After a few injury-riddled years, Warner became the first quarterback to lead a second team to a Super Bowl appearance, nearly beating the Pittsburgh Steelers in Super Bowl XLIII after throwing for 377 yards and three touchdowns.
To date, Warner owns the three highest-yardage games in Super Bowl history, putting him just behind Tom Brady for the most yards in Super Bowl lore.
Though Warner has just one victory to his name, he was truly one of the best Super Bowl quarterbacks in NFL history.
The Super Bowl had its first star quarterback right out of the gate with Bart Starr.
Green Bay's grizzled quarterback was no stranger to winning championships, having led the Packers to three pre-Super Bowl titles before the ultimate game's inception.
Starr won the game's first two MVP awards as he helped the Packers win consecutive championships.
He threw for 250 yards and two touchdowns in Super Bowl I—thanks in large part to a hungover Max McGee—and followed it up with a 202-yard, one-touchdown performance in Super Bowl II.
Had the Super Bowl existed throughout Starr's career, he might be considered the best quarterback in the game's history.
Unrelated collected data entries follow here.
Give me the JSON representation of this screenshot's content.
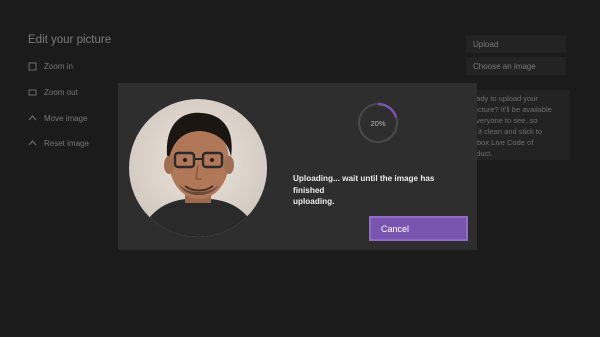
{
  "page": {
    "title": "Edit your picture"
  },
  "sidebar": {
    "items": [
      {
        "label": "Zoom in",
        "icon": "zoom-in-icon"
      },
      {
        "label": "Zoom out",
        "icon": "zoom-out-icon"
      },
      {
        "label": "Move image",
        "icon": "move-icon"
      },
      {
        "label": "Reset image",
        "icon": "reset-icon"
      }
    ]
  },
  "right_panel": {
    "upload_label": "Upload",
    "choose_label": "Choose an image",
    "info_lines": [
      "eady to upload your",
      "picture? It'll be available",
      "everyone to see, so",
      "p it clean and stick to",
      "Xbox Live Code of",
      "nduct."
    ]
  },
  "modal": {
    "progress_percent": 20,
    "progress_label": "20%",
    "status_line1": "Uploading... wait until the image has finished",
    "status_line2": "uploading.",
    "cancel_label": "Cancel",
    "accent_color": "#7a55b0"
  }
}
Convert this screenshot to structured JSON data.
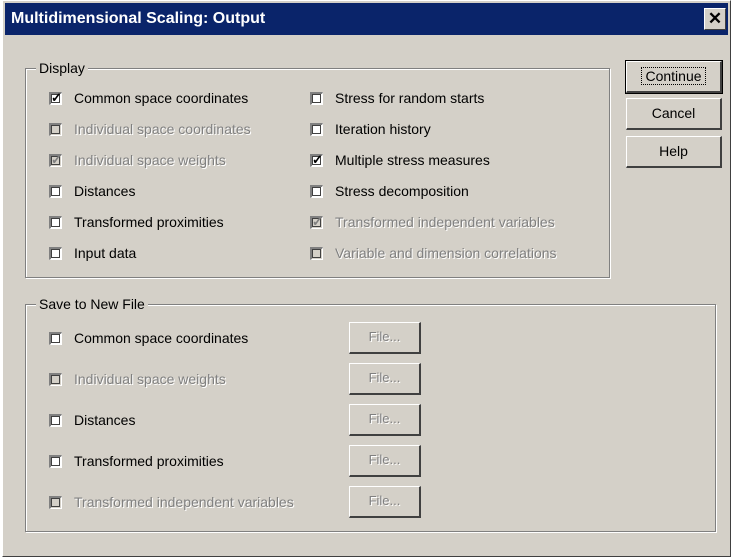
{
  "window": {
    "title": "Multidimensional Scaling: Output",
    "close_glyph": "✕"
  },
  "display": {
    "legend": "Display",
    "left": [
      {
        "label": "Common space coordinates",
        "checked": true,
        "enabled": true
      },
      {
        "label": "Individual space coordinates",
        "checked": false,
        "enabled": false
      },
      {
        "label": "Individual space weights",
        "checked": true,
        "enabled": false
      },
      {
        "label": "Distances",
        "checked": false,
        "enabled": true
      },
      {
        "label": "Transformed proximities",
        "checked": false,
        "enabled": true
      },
      {
        "label": "Input data",
        "checked": false,
        "enabled": true
      }
    ],
    "right": [
      {
        "label": "Stress for random starts",
        "checked": false,
        "enabled": true
      },
      {
        "label": "Iteration history",
        "checked": false,
        "enabled": true
      },
      {
        "label": "Multiple stress measures",
        "checked": true,
        "enabled": true
      },
      {
        "label": "Stress decomposition",
        "checked": false,
        "enabled": true
      },
      {
        "label": "Transformed independent variables",
        "checked": true,
        "enabled": false
      },
      {
        "label": "Variable and dimension correlations",
        "checked": false,
        "enabled": false
      }
    ]
  },
  "save": {
    "legend": "Save to New File",
    "items": [
      {
        "label": "Common space coordinates",
        "checked": false,
        "enabled": true,
        "file_label": "File..."
      },
      {
        "label": "Individual space weights",
        "checked": false,
        "enabled": false,
        "file_label": "File..."
      },
      {
        "label": "Distances",
        "checked": false,
        "enabled": true,
        "file_label": "File..."
      },
      {
        "label": "Transformed proximities",
        "checked": false,
        "enabled": true,
        "file_label": "File..."
      },
      {
        "label": "Transformed independent variables",
        "checked": false,
        "enabled": false,
        "file_label": "File..."
      }
    ]
  },
  "buttons": {
    "continue": "Continue",
    "cancel": "Cancel",
    "help": "Help"
  },
  "colors": {
    "titlebar": "#0a246a",
    "face": "#d4d0c8",
    "disabled_text": "#808080"
  }
}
He'll have to settle for fourth here.
Were it not for a sheared blood vessel in Drew Bledsoe's leg, Tom Brady might not have risen to great heights.
The veteran gave way to the second-year quarterback after a hit forced him out of a game against the New York Jets in 2001, and the rest is history.
Brady went on—Tuck Rule Game and all—to win the first of three championships in four seasons.
The second half of Tom Brady’s career has been filled with playoff and Super Bowl disappointment, but that should not take away from his accomplishments as a championship quarterback.
Brady can thank a good defense and a clutch kicker for big assists in those three championships, but he has been pretty good himself.
The Patriots legend has the second-most touchdowns and most passing yards in Super Bowl history with nine and 1,277, respectively.
If he can get back to another Super Bowl or two and catch Terry Bradshaw and Joe Montana, he will move up the ladder. Until then, however, Brady sits comfortably behind the only four-time winners.
The Steel Curtain blotted out the sun for the rest of the league in the late ‘70s and early ‘80s, and Terry Bradshaw was a big reason why.
Though those teams were driven by incredible defenses, Bradshaw led the Steelers to four Super Bowl championships during his career, tied for the most in NFL history with Joe Montana.
He did little during his first Super Bowl victory, completing just nine passes for 96 yards and a touchdown. The defense stifled the Vikings in Super Bowl IX, though, holding them to just six points and ensuring a victory.
The following year, the Steelers again made the Super Bowl, where Bradshaw threw for 209 yards and two touchdowns. He threw a 64-yard bomb to Lynn Swann—one that traveled about that distance in the air—a split second before getting crushed.
His latter two Super Bowl appearances were fantastic, throwing for a then-record 318 and 309 yards in Super Bowls XIII and XIV, respectively.
He remains tied with Montana for most Super Bowl victories despite Tom Brady's best efforts to join them.
Was there even the tiniest doubt who would be No. 1 on this list? The greatest Super Bowl quarterback in history is an easy call to make.
Joe Montana is simply the Godfather of Winning.
The list of title-game accomplishments is lengthy for Montana, who won three Super Bowl MVPs. He threw for a then-record five touchdowns against the Denver Broncos in Super Bowl XXIV, annihilating the NFL's top defense in the process.
Montana is the top-rated Super Bowl passer in history at 127.8. He has the most touchdown passes in Super Bowl history with 11. He is third in passing yards with 1,142 and second in completion percentage at 68.
Of course, the most impressive statistic is the fact he won all four of his Super Bowl appearances.
Statistics are just a part of the story with Montana, who won with style and authority. His last-minute touchdown pass to John Taylor exemplified how clutch he really was.
In short, there is no man that can come close to Montana in Super Bowl lore.